The more mature battery markets in the US, Western Europe and Japan will all exhibit modest increases, but these markets will continue to remain critical to battery producers, accounting for more than 40 percent of total demand through 2012. Market gains in these areas will be fueled by largely favorable economic conditions and higher income levels. Renewed growth in motor vehicle production following a period of decline will also contribute to battery sales growth in the US and Western Europe.
Lithium-based rechargeable types to present best growth
Among individual products, lithiumbased rechargeable batteries will post the best growth, supported by the immense popularity of electronic devices such as cell phones and portable digital audio players.
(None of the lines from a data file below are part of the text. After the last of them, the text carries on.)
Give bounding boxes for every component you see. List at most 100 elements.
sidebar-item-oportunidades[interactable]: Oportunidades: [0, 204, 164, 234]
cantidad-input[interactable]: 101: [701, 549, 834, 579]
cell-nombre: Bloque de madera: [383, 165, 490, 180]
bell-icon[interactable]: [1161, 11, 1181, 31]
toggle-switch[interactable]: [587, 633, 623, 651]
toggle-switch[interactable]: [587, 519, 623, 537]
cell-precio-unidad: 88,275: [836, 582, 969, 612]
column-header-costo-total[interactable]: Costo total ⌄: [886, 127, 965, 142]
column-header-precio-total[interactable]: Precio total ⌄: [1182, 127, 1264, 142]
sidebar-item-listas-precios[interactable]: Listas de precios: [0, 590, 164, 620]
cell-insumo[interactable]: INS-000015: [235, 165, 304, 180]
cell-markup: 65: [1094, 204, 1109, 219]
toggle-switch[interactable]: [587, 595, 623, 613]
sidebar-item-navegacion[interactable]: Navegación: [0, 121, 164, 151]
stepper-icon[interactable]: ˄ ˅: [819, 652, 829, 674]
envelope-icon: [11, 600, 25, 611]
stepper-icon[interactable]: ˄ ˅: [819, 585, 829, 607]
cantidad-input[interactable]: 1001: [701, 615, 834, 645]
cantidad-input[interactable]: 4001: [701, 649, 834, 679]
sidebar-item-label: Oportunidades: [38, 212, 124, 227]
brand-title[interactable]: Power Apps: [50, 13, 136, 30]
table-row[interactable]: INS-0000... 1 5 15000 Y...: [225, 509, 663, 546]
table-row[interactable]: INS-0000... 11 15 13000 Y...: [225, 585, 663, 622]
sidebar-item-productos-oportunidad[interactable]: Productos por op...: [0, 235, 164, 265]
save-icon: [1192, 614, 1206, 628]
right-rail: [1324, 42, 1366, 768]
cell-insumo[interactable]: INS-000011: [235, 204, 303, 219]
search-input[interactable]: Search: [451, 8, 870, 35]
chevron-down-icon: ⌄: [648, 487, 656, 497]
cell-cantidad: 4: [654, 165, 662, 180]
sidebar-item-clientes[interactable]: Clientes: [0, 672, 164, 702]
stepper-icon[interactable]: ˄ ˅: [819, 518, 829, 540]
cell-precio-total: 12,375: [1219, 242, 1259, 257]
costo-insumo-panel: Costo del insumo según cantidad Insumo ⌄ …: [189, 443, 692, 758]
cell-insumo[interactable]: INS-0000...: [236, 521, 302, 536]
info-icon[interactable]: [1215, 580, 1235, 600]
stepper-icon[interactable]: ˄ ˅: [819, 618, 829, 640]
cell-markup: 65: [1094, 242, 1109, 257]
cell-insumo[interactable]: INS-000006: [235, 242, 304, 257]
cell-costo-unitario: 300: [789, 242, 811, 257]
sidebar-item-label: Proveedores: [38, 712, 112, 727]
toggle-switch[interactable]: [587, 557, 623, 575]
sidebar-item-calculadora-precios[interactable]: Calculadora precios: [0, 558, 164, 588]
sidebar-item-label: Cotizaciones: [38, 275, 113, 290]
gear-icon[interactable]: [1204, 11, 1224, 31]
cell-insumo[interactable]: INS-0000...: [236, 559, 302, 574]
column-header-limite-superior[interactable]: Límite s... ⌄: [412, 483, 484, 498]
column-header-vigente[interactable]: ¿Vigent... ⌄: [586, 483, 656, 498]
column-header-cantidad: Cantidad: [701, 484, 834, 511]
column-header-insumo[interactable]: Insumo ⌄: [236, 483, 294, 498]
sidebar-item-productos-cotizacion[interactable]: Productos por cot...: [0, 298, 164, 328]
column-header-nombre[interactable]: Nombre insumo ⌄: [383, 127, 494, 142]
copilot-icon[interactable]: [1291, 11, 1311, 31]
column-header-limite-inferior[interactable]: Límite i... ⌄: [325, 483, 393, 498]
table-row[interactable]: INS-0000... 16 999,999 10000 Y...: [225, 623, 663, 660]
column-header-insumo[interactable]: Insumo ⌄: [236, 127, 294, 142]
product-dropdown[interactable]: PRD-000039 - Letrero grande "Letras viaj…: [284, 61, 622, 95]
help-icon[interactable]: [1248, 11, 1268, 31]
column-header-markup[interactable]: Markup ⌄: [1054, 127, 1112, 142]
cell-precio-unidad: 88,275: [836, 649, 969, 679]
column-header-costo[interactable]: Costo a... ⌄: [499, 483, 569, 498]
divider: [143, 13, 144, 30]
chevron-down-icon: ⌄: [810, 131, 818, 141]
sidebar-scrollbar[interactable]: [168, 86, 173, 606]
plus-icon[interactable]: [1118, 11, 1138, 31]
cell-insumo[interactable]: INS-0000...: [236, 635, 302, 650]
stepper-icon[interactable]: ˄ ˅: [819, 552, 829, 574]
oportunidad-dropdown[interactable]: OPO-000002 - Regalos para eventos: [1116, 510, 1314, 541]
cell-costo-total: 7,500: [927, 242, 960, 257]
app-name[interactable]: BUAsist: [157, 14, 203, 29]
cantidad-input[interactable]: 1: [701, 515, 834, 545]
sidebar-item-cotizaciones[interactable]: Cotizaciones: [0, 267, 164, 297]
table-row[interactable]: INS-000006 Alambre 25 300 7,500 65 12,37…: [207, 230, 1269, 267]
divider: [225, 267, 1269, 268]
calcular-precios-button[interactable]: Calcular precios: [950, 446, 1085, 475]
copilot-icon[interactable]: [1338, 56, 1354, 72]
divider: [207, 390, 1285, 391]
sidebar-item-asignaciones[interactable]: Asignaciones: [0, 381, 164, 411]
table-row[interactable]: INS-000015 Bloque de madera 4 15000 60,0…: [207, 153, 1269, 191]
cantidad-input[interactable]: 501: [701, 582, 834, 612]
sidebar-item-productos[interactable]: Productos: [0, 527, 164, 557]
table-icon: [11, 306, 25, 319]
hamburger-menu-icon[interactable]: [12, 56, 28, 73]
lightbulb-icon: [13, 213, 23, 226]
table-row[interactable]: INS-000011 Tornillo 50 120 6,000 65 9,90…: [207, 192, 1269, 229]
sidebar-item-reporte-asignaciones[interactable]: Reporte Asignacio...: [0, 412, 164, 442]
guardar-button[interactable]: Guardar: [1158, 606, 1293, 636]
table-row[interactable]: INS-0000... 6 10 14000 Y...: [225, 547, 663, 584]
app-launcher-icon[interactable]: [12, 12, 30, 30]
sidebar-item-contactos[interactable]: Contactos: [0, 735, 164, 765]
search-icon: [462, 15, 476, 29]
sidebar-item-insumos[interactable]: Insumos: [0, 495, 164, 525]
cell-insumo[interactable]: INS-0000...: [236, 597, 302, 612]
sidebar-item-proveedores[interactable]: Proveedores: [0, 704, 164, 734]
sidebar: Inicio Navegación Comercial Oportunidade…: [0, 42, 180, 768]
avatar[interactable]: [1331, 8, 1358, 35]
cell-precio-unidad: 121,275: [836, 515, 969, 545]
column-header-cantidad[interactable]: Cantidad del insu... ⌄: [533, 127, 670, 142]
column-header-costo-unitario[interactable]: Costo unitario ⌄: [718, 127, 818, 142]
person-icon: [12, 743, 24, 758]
In addition, the emergence of lithium-ion powered hybrid vehicles will provide opportunities for these batteries.
Among primary batteries, lithium and alkaline batteries will see the strongest growth benefitting from the increased use of high drain electrical and electronic devices such as digital cameras, which are traditionally powered by primary batteries. Growth will also be supported by the ongoing conversion from basic, lower-cost zinc-carbon and zinc-chloride dry cells to alkaline and lithium types, particularly in developing regions. As a result of this conversion, sales of zinccarbon and zinc-chloride batteries are forecast to decline slightly through 2012.
Lead-acid battery sales will expand as well, but at a much slower pace, primarily due to expected declines in lead prices from extremely high 2007 levels. In addition, moderating global motor vehicle production and motor vehicle use will limit opportunities in the important automotive market.
Industrial applications to see strongest growth
Sales of batteries used in industrial and other applications will outperform other market segments, stimulated by increases in fixed investment spending and total manufacturing output -- particularly in developing regions. In addition, the rising use of better performing batteries, including nickel metal hydride and lithium ion in a number of industrial applications will support increases. Consumer battery demand will also be solid, supported by growing consumer incomes and heightened use of battery-using consumer devices.